Our results demonstrate that pyridostigmine is able to enhance the GH response only to a very low dose Hexarelin which, in turn, potentiates the GHRH-induced GH rise to the same extent as pyridostigmine. As there is evidence that GHRPs do not inhibit hypothalamic somatostatin release, these findings are consistent with the hypothesis that they act by antagonizing somatostatin activity and/or through unknown factors. On the other hand, though there is evidence showing that GHRH activity is needed for GHRP action, our findings indicate that GHRPs act, at least partially, independently of GHRH.
司美瑞林(HEX)是一种合成六肽,属于生长激素释放肽(GHRP)家族。尽管已表明生长激素释放肽(GHRP)在垂体和下丘脑水平均有作用且有特定受体,但其强大的生长激素释放活性的确切机制仍不清楚。为阐明胆碱能系统对人体GHRP生长激素释放活性的影响,我们研究了吡啶斯的明(一种通过抑制生长抑素释放来刺激生长激素分泌的胆碱能激动剂)对不同剂量HEX引起的生长激素反应的影响。

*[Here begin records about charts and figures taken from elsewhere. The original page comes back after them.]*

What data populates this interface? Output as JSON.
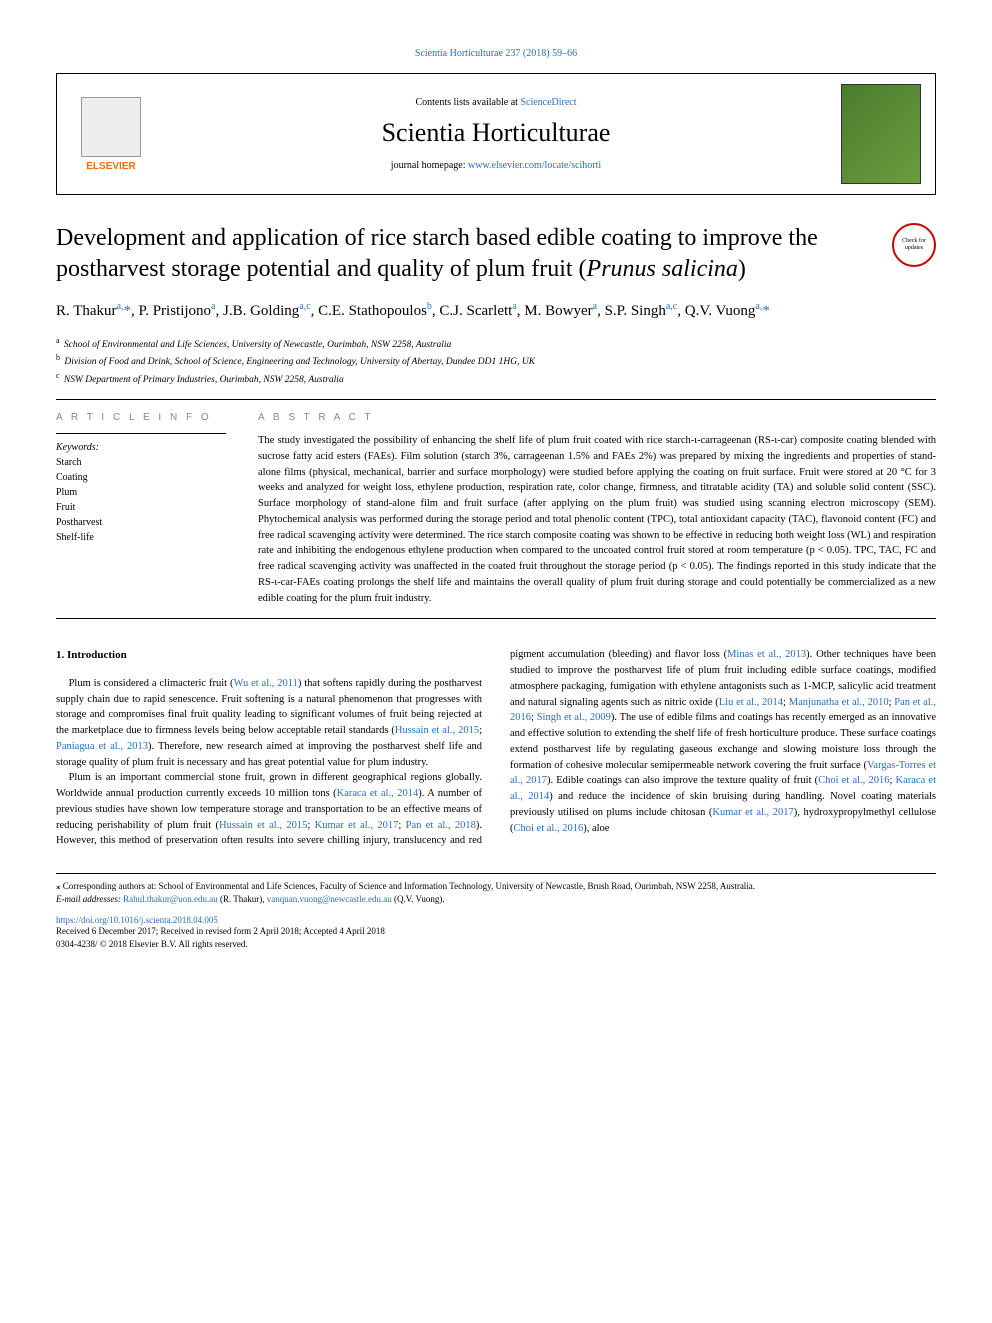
{
  "journal": {
    "top_citation": "Scientia Horticulturae 237 (2018) 59–66",
    "contents_prefix": "Contents lists available at ",
    "contents_link": "ScienceDirect",
    "name": "Scientia Horticulturae",
    "homepage_prefix": "journal homepage: ",
    "homepage_url": "www.elsevier.com/locate/scihorti",
    "elsevier_label": "ELSEVIER"
  },
  "check_updates": {
    "line1": "Check for",
    "line2": "updates"
  },
  "article": {
    "title_pre": "Development and application of rice starch based edible coating to improve the postharvest storage potential and quality of plum fruit (",
    "title_species": "Prunus salicina",
    "title_post": ")",
    "authors_html": "R. Thakur<sup>a,</sup><a href='#'>*</a>, P. Pristijono<sup>a</sup>, J.B. Golding<sup>a,c</sup>, C.E. Stathopoulos<sup>b</sup>, C.J. Scarlett<sup>a</sup>, M. Bowyer<sup>a</sup>, S.P. Singh<sup>a,c</sup>, Q.V. Vuong<sup>a,</sup><a href='#'>*</a>",
    "affiliations": [
      {
        "sup": "a",
        "text": "School of Environmental and Life Sciences, University of Newcastle, Ourimbah, NSW 2258, Australia"
      },
      {
        "sup": "b",
        "text": "Division of Food and Drink, School of Science, Engineering and Technology, University of Abertay, Dundee DD1 1HG, UK"
      },
      {
        "sup": "c",
        "text": "NSW Department of Primary Industries, Ourimbah, NSW 2258, Australia"
      }
    ]
  },
  "info": {
    "article_info_label": "A R T I C L E  I N F O",
    "abstract_label": "A B S T R A C T",
    "keywords_label": "Keywords:",
    "keywords": [
      "Starch",
      "Coating",
      "Plum",
      "Fruit",
      "Postharvest",
      "Shelf-life"
    ],
    "abstract": "The study investigated the possibility of enhancing the shelf life of plum fruit coated with rice starch-ι-carrageenan (RS-ι-car) composite coating blended with sucrose fatty acid esters (FAEs). Film solution (starch 3%, carrageenan 1.5% and FAEs 2%) was prepared by mixing the ingredients and properties of stand-alone films (physical, mechanical, barrier and surface morphology) were studied before applying the coating on fruit surface. Fruit were stored at 20 °C for 3 weeks and analyzed for weight loss, ethylene production, respiration rate, color change, firmness, and titratable acidity (TA) and soluble solid content (SSC). Surface morphology of stand-alone film and fruit surface (after applying on the plum fruit) was studied using scanning electron microscopy (SEM). Phytochemical analysis was performed during the storage period and total phenolic content (TPC), total antioxidant capacity (TAC), flavonoid content (FC) and free radical scavenging activity were determined. The rice starch composite coating was shown to be effective in reducing both weight loss (WL) and respiration rate and inhibiting the endogenous ethylene production when compared to the uncoated control fruit stored at room temperature (p < 0.05). TPC, TAC, FC and free radical scavenging activity was unaffected in the coated fruit throughout the storage period (p < 0.05). The findings reported in this study indicate that the RS-ι-car-FAEs coating prolongs the shelf life and maintains the overall quality of plum fruit during storage and could potentially be commercialized as a new edible coating for the plum fruit industry."
  },
  "body": {
    "heading": "1. Introduction",
    "p1_pre": "Plum is considered a climacteric fruit (",
    "p1_ref1": "Wu et al., 2011",
    "p1_mid1": ") that softens rapidly during the postharvest supply chain due to rapid senescence. Fruit softening is a natural phenomenon that progresses with storage and compromises final fruit quality leading to significant volumes of fruit being rejected at the marketplace due to firmness levels being below acceptable retail standards (",
    "p1_ref2": "Hussain et al., 2015",
    "p1_sep1": "; ",
    "p1_ref3": "Paniagua et al., 2013",
    "p1_end": "). Therefore, new research aimed at improving the postharvest shelf life and storage quality of plum fruit is necessary and has great potential value for plum industry.",
    "p2_pre": "Plum is an important commercial stone fruit, grown in different geographical regions globally. Worldwide annual production currently exceeds 10 million tons (",
    "p2_ref1": "Karaca et al., 2014",
    "p2_mid1": "). A number of previous studies have shown low temperature storage and transportation to be an effective means of reducing perishability of plum fruit (",
    "p2_ref2": "Hussain et al., 2015",
    "p2_sep1": "; ",
    "p2_ref3": "Kumar et al., 2017",
    "p2_sep2": "; ",
    "p2_ref4": "Pan et al., 2018",
    "p2_mid2": "). However, this method of preservation often results into severe chilling injury, translucency and red pigment accumulation (bleeding) and flavor loss (",
    "p2_ref5": "Minas et al., 2013",
    "p2_mid3": "). Other techniques have been studied to improve the postharvest life of plum fruit including edible surface coatings, modified atmosphere packaging, fumigation with ethylene antagonists such as 1-MCP, salicylic acid treatment and natural signaling agents such as nitric oxide (",
    "p2_ref6": "Liu et al., 2014",
    "p2_sep3": "; ",
    "p2_ref7": "Manjunatha et al., 2010",
    "p2_sep4": "; ",
    "p2_ref8": "Pan et al., 2016",
    "p2_sep5": "; ",
    "p2_ref9": "Singh et al., 2009",
    "p2_mid4": "). The use of edible films and coatings has recently emerged as an innovative and effective solution to extending the shelf life of fresh horticulture produce. These surface coatings extend postharvest life by regulating gaseous exchange and slowing moisture loss through the formation of cohesive molecular semipermeable network covering the fruit surface (",
    "p2_ref10": "Vargas-Torres et al., 2017",
    "p2_mid5": "). Edible coatings can also improve the texture quality of fruit (",
    "p2_ref11": "Choi et al., 2016",
    "p2_sep6": "; ",
    "p2_ref12": "Karaca et al., 2014",
    "p2_mid6": ") and reduce the incidence of skin bruising during handling. Novel coating materials previously utilised on plums include chitosan (",
    "p2_ref13": "Kumar et al., 2017",
    "p2_mid7": "), hydroxypropylmethyl cellulose (",
    "p2_ref14": "Choi et al., 2016",
    "p2_end": "), aloe"
  },
  "footer": {
    "corr_label": "⁎ Corresponding authors at: School of Environmental and Life Sciences, Faculty of Science and Information Technology, University of Newcastle, Brush Road, Ourimbah, NSW 2258, Australia.",
    "email_label": "E-mail addresses: ",
    "email1": "Rahul.thakur@uon.edu.au",
    "email1_name": " (R. Thakur), ",
    "email2": "vanquan.vuong@newcastle.edu.au",
    "email2_name": " (Q.V. Vuong).",
    "doi": "https://doi.org/10.1016/j.scienta.2018.04.005",
    "received": "Received 6 December 2017; Received in revised form 2 April 2018; Accepted 4 April 2018",
    "copyright": "0304-4238/ © 2018 Elsevier B.V. All rights reserved."
  }
}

我们研究了单独及联合给予不同剂量HEX(静脉注射0.25、0.5和2.0微克/千克)和吡啶斯的明(口服120毫克)后引起的生长激素释放情况。还研究了最低剂量HEX或吡啶斯的明与最大有效剂量生长激素释放激素(静脉注射1.0微克/千克)之间的相互作用。
研究了6名年龄在24 - 30岁的正常男性志愿者。
采用免疫放射分析法对血清生长激素进行双份测定。
生长激素对HEX给药的反应呈剂量依赖性。实际上,生长激素对0.25微克/千克HEX的反应(曲线下面积,均值±标准误:816.4(235.6毫国际单位/升/120分钟))低于对0.5微克/千克HEX的反应(2154.6±491.6毫国际单位/升/120分钟),尽管差异不显著,而对后者的反应又低于2.0微克/千克HEX后的反应(4819.2±668.0毫国际单位/升/120分钟,p < 0.05)。生长激素释放激素后生长激素的升高(1299.2±222.8毫国际单位/升/120分钟)低于2.0微克/千克HEX后的升高(P < 0.05),但与0.25或0.5微克/千克HEX后的反应无差异。吡啶斯的明引起了显著的生长激素升高(559.0±129.8毫国际单位/升/120分钟,与生理盐水相比P < 0.05),与0.25微克/千克HEX后的升高相似,且低于0.5和2.0微克/千克HEX后的升高(分别为P < 0.05和p < 0.01)以及生长激素释放激素后的升高(p < 0.05)。吡啶斯的明预处理以相加的方式增强了对最低剂量HEX的生长激素反应(1961.4±253.8毫国际单位/升/120分钟,p < 0.05),但未能改变对0.5或2.0微克/千克HEX的生长激素反应(分别为2753.6±444.6和5179.0±770.8毫国际单位/升/120分钟)。值得注意的是,对0.25微克/千克HEX + 吡啶斯的明的生长激素反应仍低于对2.0微克/千克HEX的反应(P < 0.05)。吡啶斯的明预处理以及0.25微克/千克HEX均在相同程度上真正增强了对生长激素释放激素的生长激素反应(分别为4926.6±912.8毫国际单位/升/120分钟,p < 0.05和5958.8±750.0毫国际单位/升/120分钟,p < 0.05)。对吡啶斯的明 + 生长激素释放激素和0.25微克/千克HEX + 生长激素释放激素的生长激素反应与单独2.0微克/千克HEX后的反应相似。
我们的结果表明,吡啶斯的明仅能增强对非常低剂量司美瑞林的生长激素反应,而司美瑞林又能在与吡啶斯的明相同程度上增强生长激素释放激素诱导的生长激素升高。由于有证据表明生长激素释放肽不抑制下丘脑生长抑素释放,这些发现与它们通过拮抗生长抑素活性和/或通过未知因素起作用的假设一致。另一方面,尽管有证据表明生长激素释放激素活性是生长激素释放肽发挥作用所必需的,但我们的发现表明生长激素释放肽至少部分独立于生长激素释放激素起作用。